Camille Bertinou era morto e anche gli altri che erano con lui…
André…
Dio…
Devo tornare là…
Il cuore…
Dannato cuore che continui a battere…
Quel battito non lo si può fermare se non con un pugnale piantato lì in mezzo al petto, oppure…
Tanto valeva che l’ammazzassero quei soldati perché la sua vita era finita.
Rue d’Avignon…
Un’altra raffica dall’alto nel cunicolo oscuro…
L’ondeggiare incerto…
Si ritrovò contro il muro, sbattuta a terra…
Un’altra beffa del destino…
Finire a morire proprio lì, in una strada che prendeva il nome da quel dannato demone che l’aveva portata giù fino all’Inferno ma adesso l’aveva capito che non era quello il vero Inferno, o forse era soltanto un lato della faccia del demonio…
D’istinto, l’istinto che la vita pretende, mantenne le dita serrate alle redini e i sensi percepirono solo la voce di Alain che le diceva di seguirla, a piedi, tirandosi dietro i cavalli verso Rue de La Vieille Harangerie…
Quella via era davvero stretta e gli edifici talmente vicini che quasi ci saresti saltato da un tetto all’altro…
Ecco come faceva a muoversi quel dannato demone…
Inghiottito da Paris, come loro…
I soldati non sarebbero riusciti a colpirli da lassù e quando fossero stati ad attenderli all’imbocco…
Fu l’ennesimo voltone ad ingoiare i corpi.
Ennesimo passage che i parigini s’erano costruiti da soli, senza dirlo a nessuno, sapientemente nascosto dietro barili vuoti ed assi di legno e casse di stoffe marcite…
Altro che caffè e vetrine e bordelli come quelli che si susseguivano a Palais Royal…
Cloitre Saint Opportune…
Dio…
Di nuovo un nome ch’evocava speranza…
“A Place Tuileries dovrebbe esserci il Caporale Houlin…” – digrignò Alain mentre tratteneva il respiro nel buio dell’incavo della volta umida.
Oscar respirava e respirava ed ascoltava l’ormai conosciuto sentore aspro del sangue che risaliva i sensi e i muscoli.
Fu costretta a piegarsi a terra e a tapparsi la bocca con le mani per ricacciare in gola i colpi di tosse che beffardi li avrebbero fatti scoprire.

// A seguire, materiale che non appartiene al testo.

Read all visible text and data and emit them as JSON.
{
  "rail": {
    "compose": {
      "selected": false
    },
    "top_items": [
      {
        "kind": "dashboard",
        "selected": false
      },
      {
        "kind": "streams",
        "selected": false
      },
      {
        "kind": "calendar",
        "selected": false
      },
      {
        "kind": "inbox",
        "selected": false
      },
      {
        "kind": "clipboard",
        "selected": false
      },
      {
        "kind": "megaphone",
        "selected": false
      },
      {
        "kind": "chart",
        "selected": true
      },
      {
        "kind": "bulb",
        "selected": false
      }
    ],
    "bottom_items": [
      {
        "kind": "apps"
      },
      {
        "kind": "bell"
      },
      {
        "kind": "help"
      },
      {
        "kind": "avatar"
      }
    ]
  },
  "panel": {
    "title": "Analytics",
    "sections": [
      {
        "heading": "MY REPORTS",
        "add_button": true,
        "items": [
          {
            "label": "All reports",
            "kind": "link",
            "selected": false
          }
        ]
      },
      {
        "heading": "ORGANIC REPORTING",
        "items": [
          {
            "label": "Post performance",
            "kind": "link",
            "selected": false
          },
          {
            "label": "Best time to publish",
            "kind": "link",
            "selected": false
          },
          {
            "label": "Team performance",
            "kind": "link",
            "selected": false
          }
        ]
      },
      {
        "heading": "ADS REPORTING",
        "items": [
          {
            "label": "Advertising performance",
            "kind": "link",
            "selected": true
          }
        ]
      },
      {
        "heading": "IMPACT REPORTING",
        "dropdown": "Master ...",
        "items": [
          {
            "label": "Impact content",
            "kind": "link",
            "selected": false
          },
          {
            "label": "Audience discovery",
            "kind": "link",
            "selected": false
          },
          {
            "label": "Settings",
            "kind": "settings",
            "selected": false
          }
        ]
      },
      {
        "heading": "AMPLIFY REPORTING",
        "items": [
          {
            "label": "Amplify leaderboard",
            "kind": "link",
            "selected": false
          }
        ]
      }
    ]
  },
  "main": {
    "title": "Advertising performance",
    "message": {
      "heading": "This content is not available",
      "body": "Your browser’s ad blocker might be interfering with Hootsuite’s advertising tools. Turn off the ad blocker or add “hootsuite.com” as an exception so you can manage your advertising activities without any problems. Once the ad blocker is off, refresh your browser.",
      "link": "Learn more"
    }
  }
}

“Che avete?” – chiese Alain avvicinandosi – “Siete ferita?”.
“Stai lontano…” – sibilò Oscar passandosi una mano sulla bocca.
La mente vuota e le mani gelate e…
Nemmeno Alain doveva saperlo che nemmeno per lei c’era più tempo.
Fissò il muro ammuffito e si ritrovò a pensare che nemmeno per un istante sarebbe riuscita a sopravvivere senza André…
Lui…
Lui era da una vita che sopravviveva senza di lei.
Lei no, lei non l’aveva mai fatto…
Gli aveva avvelenato l’esistenza e nonostante questo lui era rimasto lì ad attendere quel briciolo di folle amore che lei era riuscita a strappare dalle proprie braccia pietrificate.
Anche lei l’aveva amato…
Solo un giorno era trascorso da che l’aveva ascoltato entrare così dolcemente dentro fino a colmare il sangue di tutto l’impeto che quell’amore sapeva cantare…
Ma lui l’aveva amata da tutta una vita e lui, solo lui, poteva saperlo come si ama così, senza speranza, senza appigli, senza futuro…
Lei no, non lo sapeva e all’improvviso comprese che così sarebbe accaduto.
Non sapeva come avesse fatto André…
Non sapeva come avrebbe fatto lei…
Lei non ci sarebbe mai riuscita.
Dove sei?
Camille Bertinou era morto…
Dio André era con lui…
André…
***
Rue de Dechargeus…
Rue de La Lunace…
Les Innocent…
Il cimitero stava ancora lì, con le sue lapidi storte, divorate dall’edera…
E poi l’Inferno…
Les Halles…
Di nuovo l’Inferno di Les Halles in lontananza…
Che da lì ci si tenevano lontane persino le guarnigioni dei soldati stranieri, che c’era da prendersi la scabbia o la tisi, là dentro…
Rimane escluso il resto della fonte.